Failed to parse (SVG (MathML can be enabled via browser plugin): Invalid response ("Math extension cannot connect to Restbase.") from server "https://wikimedia.org/api/rest_v1/":): {\displaystyle f(z)=\frac{g(z)-g(0)}{g'(0)}.}

Such functions Failed to parse (SVG (MathML can be enabled via browser plugin): Invalid response ("Math extension cannot connect to Restbase.") from server "https://wikimedia.org/api/rest_v1/":): {\displaystyle g} are of interest because they appear in the Riemann mapping theorem.

A schlicht function is defined as an analytic function Failed to parse (SVG (MathML can be enabled via browser plugin): Invalid response ("Math extension cannot connect to Restbase.") from server "https://wikimedia.org/api/rest_v1/":): {\displaystyle f} that is one-to-one and satisfies Failed to parse (SVG (MathML can be enabled via browser plugin): Invalid response ("Math extension cannot connect to Restbase.") from server "https://wikimedia.org/api/rest_v1/":): {\displaystyle f(0)=0} and Failed to parse (SVG (MathML can be enabled via browser plugin): Invalid response ("Math extension cannot connect to Restbase.") from server "https://wikimedia.org/api/rest_v1/":): {\displaystyle f'(0)=1} . A family of schlicht functions are the rotated Koebe functions

Failed to parse (SVG (MathML can be enabled via browser plugin): Invalid response ("Math extension cannot connect to Restbase.") from server "https://wikimedia.org/api/rest_v1/":): {\displaystyle f_\alpha(z)=\frac{z}{(1-\alpha z)^2}=\sum_{n=1}^\infty n\alpha^{n-1} z^n}

with $\alpha$ a complex number of absolute value Failed to parse (SVG (MathML can be enabled via browser plugin): Invalid response ("Math extension cannot connect to Restbase.") from server "https://wikimedia.org/api/rest_v1/":): {\displaystyle 1} . If Failed to parse (SVG (MathML can be enabled via browser plugin): Invalid response ("Math extension cannot connect to Restbase.") from server "https://wikimedia.org/api/rest_v1/":): {\displaystyle f} is a schlicht function and Failed to parse (SVG (MathML can be enabled via browser plugin): Invalid response ("Math extension cannot connect to Restbase.") from server "https://wikimedia.org/api/rest_v1/":): {\displaystyle |a_n|=n} for some Failed to parse (SVG (MathML can be enabled via browser plugin): Invalid response ("Math extension cannot connect to Restbase.") from server "https://wikimedia.org/api/rest_v1/":): {\displaystyle n\geq 2} , then Failed to parse (SVG (MathML can be enabled via browser plugin): Invalid response ("Math extension cannot connect to Restbase.") from server "https://wikimedia.org/api/rest_v1/":): {\displaystyle f} is a rotated Koebe function.

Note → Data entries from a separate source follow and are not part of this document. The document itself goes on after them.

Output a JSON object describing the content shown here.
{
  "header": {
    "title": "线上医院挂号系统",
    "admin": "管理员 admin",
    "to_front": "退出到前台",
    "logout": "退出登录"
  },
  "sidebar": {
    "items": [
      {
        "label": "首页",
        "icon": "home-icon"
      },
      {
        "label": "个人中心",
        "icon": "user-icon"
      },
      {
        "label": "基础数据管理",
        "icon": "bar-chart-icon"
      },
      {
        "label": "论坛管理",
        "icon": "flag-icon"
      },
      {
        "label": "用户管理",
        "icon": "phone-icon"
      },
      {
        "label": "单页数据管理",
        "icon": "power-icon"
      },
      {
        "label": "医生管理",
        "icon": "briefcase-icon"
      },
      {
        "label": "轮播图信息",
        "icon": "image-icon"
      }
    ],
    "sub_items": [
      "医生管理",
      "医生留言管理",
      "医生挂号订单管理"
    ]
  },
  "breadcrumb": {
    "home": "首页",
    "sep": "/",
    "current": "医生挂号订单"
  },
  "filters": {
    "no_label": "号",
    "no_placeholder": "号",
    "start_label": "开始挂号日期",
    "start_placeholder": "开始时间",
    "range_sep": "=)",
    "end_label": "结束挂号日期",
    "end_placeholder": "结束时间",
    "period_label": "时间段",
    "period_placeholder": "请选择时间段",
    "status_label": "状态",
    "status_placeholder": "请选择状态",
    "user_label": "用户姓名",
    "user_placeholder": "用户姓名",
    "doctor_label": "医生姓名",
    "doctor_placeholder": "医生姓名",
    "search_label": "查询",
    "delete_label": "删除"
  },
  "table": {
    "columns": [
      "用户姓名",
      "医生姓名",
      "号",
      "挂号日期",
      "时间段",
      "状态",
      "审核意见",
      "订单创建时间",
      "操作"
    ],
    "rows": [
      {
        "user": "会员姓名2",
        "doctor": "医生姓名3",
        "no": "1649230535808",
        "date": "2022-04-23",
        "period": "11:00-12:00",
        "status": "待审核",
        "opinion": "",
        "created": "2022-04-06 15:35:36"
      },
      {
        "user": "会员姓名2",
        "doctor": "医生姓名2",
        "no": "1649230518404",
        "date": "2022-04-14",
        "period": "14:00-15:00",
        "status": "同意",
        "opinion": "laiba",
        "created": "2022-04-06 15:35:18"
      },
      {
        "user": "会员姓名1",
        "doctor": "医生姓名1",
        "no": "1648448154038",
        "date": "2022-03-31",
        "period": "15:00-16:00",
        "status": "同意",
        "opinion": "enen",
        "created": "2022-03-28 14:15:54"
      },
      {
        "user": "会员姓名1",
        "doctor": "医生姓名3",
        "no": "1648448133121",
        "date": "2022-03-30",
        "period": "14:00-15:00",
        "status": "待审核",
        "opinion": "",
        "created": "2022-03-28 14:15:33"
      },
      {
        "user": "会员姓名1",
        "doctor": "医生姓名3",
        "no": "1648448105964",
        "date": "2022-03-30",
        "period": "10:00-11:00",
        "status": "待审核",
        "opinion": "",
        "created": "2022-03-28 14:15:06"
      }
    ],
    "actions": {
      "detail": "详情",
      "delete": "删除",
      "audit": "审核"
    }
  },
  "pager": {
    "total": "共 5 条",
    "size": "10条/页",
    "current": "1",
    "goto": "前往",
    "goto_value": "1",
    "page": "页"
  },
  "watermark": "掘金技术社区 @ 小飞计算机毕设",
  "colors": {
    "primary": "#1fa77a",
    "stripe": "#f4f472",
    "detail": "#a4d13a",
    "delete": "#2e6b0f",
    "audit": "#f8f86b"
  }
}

The condition of de Branges' theorem is not sufficient to show the function is schlicht, as the function

Failed to parse (SVG (MathML can be enabled via browser plugin): Invalid response ("Math extension cannot connect to Restbase.") from server "https://wikimedia.org/api/rest_v1/":): {\displaystyle f(z)=z+z^2 = (z+1/2)^2 - 1/4}

shows: it is holomorphic on the unit disc and satisfies $|a_{n}|\leq n$ for all Failed to parse (SVG (MathML can be enabled via browser plugin): Invalid response ("Math extension cannot connect to Restbase.") from server "https://wikimedia.org/api/rest_v1/":): {\displaystyle n} , but it is not injective since Failed to parse (SVG (MathML can be enabled via browser plugin): Invalid response ("Math extension cannot connect to Restbase.") from server "https://wikimedia.org/api/rest_v1/":): {\displaystyle f(-1/2+z) = f(-1/2-z)} .

History

A survey of the history is given by Koepf (2007).

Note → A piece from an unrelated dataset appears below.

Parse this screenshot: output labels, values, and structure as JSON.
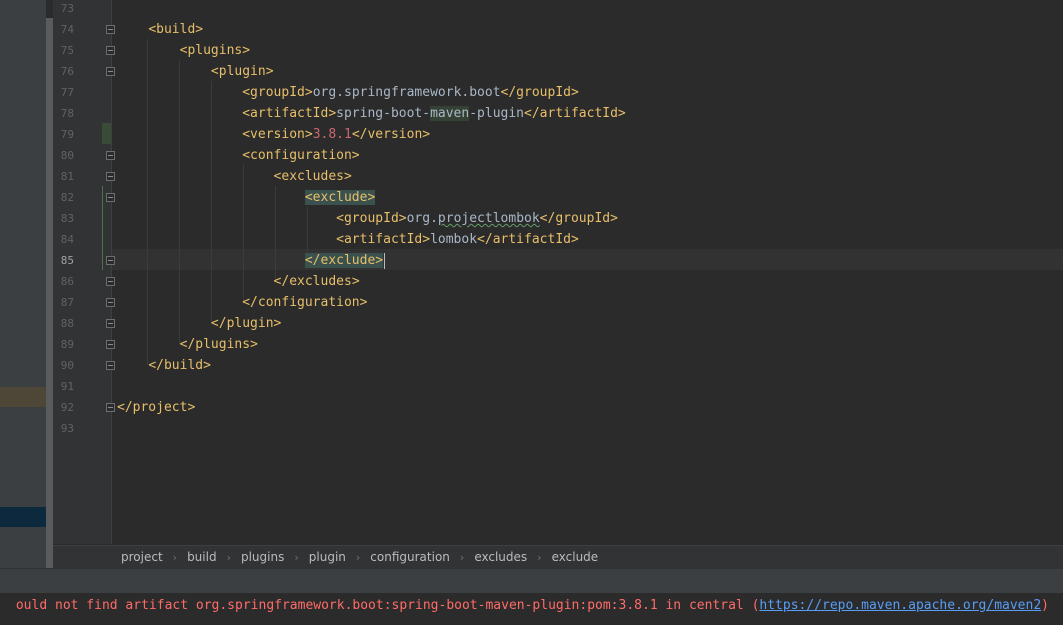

Bieberbach (1916) proved Failed to parse (SVG (MathML can be enabled via browser plugin): Invalid response ("Math extension cannot connect to Restbase.") from server "https://wikimedia.org/api/rest_v1/":): {\displaystyle |a_2|\leq 2} , and stated the conjecture that Failed to parse (SVG (MathML can be enabled via browser plugin): Invalid response ("Math extension cannot connect to Restbase.") from server "https://wikimedia.org/api/rest_v1/":): {\displaystyle |a_n|\leq n} . Löwner (1917) and Nevanlinna (1921) independently proved the conjecture for starlike functions. Then Charles Loewner (Löwner (1923)) proved Failed to parse (SVG (MathML can be enabled via browser plugin): Invalid response ("Math extension cannot connect to Restbase.") from server "https://wikimedia.org/api/rest_v1/":): {\displaystyle |a_3|\leq 3} , using the Löwner equation. His work was used by most later attempts, and is also applied in the theory of Schramm–Loewner evolution.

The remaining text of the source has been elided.